Mittwoch mittag werde ich von 2 wohlgekleideten Herren in der dunklen BMW-Limousine abgeholt. Im Gepäck habe ich Wasser, Napf, Kuscheltiere und ein wunderbar flauschiges Hundebett, bestehend aus einer Zudecke (Übergroße), bezogen mit Biberbettbezug in frühlingshaften Farben. Die Knopflöcher habe ich mit Bändseln versehen, um das Teil an den Kopfstützen befestigen zu können. Damit hoffe ich, sozusagen zwei Fliegen mit einer Klappe zu erschlagen: An erster Stelle natürlich Wohlfühlatmosphäre für die Hundis, und an zweiter Stelle Schutz der edlen Lederbezüge vor ....  Es geht zu Melanie, die kostbare Fracht abholen. Lucy und Tommy begrüßen mich überschwänglich. Ich nehme von Melanie die Papiere und eine Kurzcharakterisierung der Hunde entgegen: Lucy schmusig, ruhig, Tommy extrem schmusig und das Gegenteil von ruhig. Täusche ich mich, oder ist Melanie trotz Abschiedsschmerz auch ein kleines bisschen erleichtert, als wir vom Hofe fahren?

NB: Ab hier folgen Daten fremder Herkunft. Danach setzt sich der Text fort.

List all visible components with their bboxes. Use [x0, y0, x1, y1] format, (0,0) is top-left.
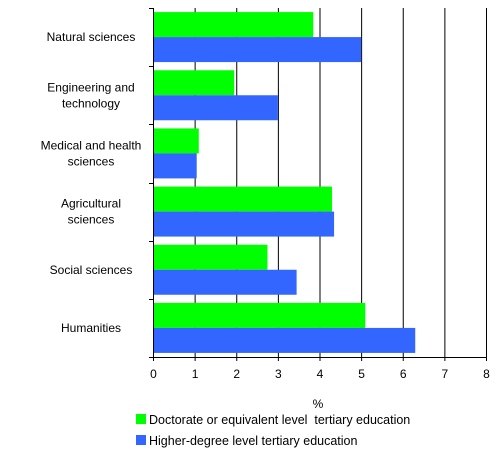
bar-doctorate [153, 70, 235, 96]
x-tick-label: 1 [192, 367, 199, 381]
x-tick-label: 6 [400, 367, 407, 381]
bar-doctorate [153, 12, 314, 38]
bar-higher-degree [153, 327, 416, 353]
legend-label: Higher-degree level tertiary education [149, 434, 357, 448]
bar-doctorate [153, 244, 268, 270]
bar-doctorate [153, 302, 366, 328]
bar-higher-degree [153, 95, 278, 121]
x-tick-label: 5 [358, 367, 365, 381]
legend-swatch [136, 435, 146, 445]
category-label: Natural sciences [47, 30, 136, 44]
bar-doctorate [153, 128, 199, 154]
category-label: Humanities [61, 321, 121, 335]
x-tick-label: 2 [233, 367, 240, 381]
bar-higher-degree [153, 211, 335, 237]
category-label: Medical and health sciences [41, 138, 142, 168]
category-label: Engineering and technology [47, 80, 134, 110]
bar-higher-degree [153, 37, 362, 63]
legend-swatch [136, 414, 146, 424]
x-axis-title: % [313, 397, 324, 411]
x-tick-label: 4 [317, 367, 324, 381]
x-tick-labels: 0 1 2 3 4 5 6 7 8 [150, 367, 490, 381]
bars [153, 12, 416, 353]
bar-higher-degree [153, 153, 197, 179]
x-tick-label: 7 [442, 367, 449, 381]
bar-higher-degree [153, 269, 297, 295]
x-tick-label: 3 [275, 367, 282, 381]
gridlines [194, 8, 487, 357]
x-tick-label: 0 [150, 367, 157, 381]
category-label: Agricultural sciences [61, 197, 121, 227]
bar-doctorate [153, 186, 332, 212]
x-tick-label: 8 [483, 367, 490, 381]
category-label: Social sciences [50, 263, 133, 277]
axes [149, 8, 487, 361]
legend-label: Doctorate or equivalent level tertiary e… [149, 413, 410, 427]
category-labels: Natural sciences Engineering and technolog… [41, 30, 142, 335]
legend: Doctorate or equivalent level tertiary e… [136, 413, 410, 448]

Lucy nimmt mein Angebot an und schläft auf der Stelle auf meinem Schoß ein. Tommy hingegen klebt förmlich an der Autoscheibe, hechelt, zittert am ganzen Körper und ist durch nichts zu bewegen, sich hinzulegen. Ich leide mit Tommy und weiß doch nicht, wie ich ihm helfen soll. Ich verstehe ja, dass die schnellen Bewegungen da draußen ihm Angst machen müssen. Als dann die erste Baustelle kommt und wir die LKWs mit Miniseitenabstand überholen müssen, ist es mit Tommy vollends vorbei. Er hechelt, man sieht sein Herzrasen durch die dünnen Rippen, der Speichel trieft in Strömen aus seinem Maul. Ich kriege langsam wirklich Angst um ihn und sage nach vorne: Ich glaub wir müssen hier abbrechen und zurück. Aber was soll dann werden? Also versuche ich nochmal, Tommy zu bewegen, wenigstens den Kopf runterzunehmen. Dann liegt er da, gottergeben, ein armes Häuflein Elend, die triefende Schnauze auf der Armlehne. Nach 150 KM bitte ich um eine Pause, weil Tommy wieder am Rad dreht. Wir fahren einen Parkplatz an, Tommy pinkelt wie ein Weltmeister, wir gehen ein paar Mal auf und ab, ich gebe ihm zu trinken, und dann steigt er freiwillig und ohne Zwang wieder ins Auto. Ich hege die kurze Hoffnung, dass seine Unruhe vielleicht auf die volle Blase zurückzuführen war. Aber das war es offensichtlich nicht. Kein gutes Zureden, kein Streicheln, kein Anbieten von Kuscheltier bringt ihn von der Scheibe weg. Schließlich habe ich wenigsten eine hilfreiche Idee: Ich klemme Papier zwischen Scheibe und Sonnenblende. Daraufhin wird das Hecheln und Speicheln und Zittern ein klitzekleines bisschen weniger. Ich fühle mich wie eine miese Tierquälerin und erzähle ihm und mir selbst, dass er diese Tortur bitte, bitte nur noch ein paar Stunden aushalten muss, bevor sein neues Leben beginnt. Noch nie sind mir die Stunden von Köln zur Raststätte Hannover Garbsen so lang geworden.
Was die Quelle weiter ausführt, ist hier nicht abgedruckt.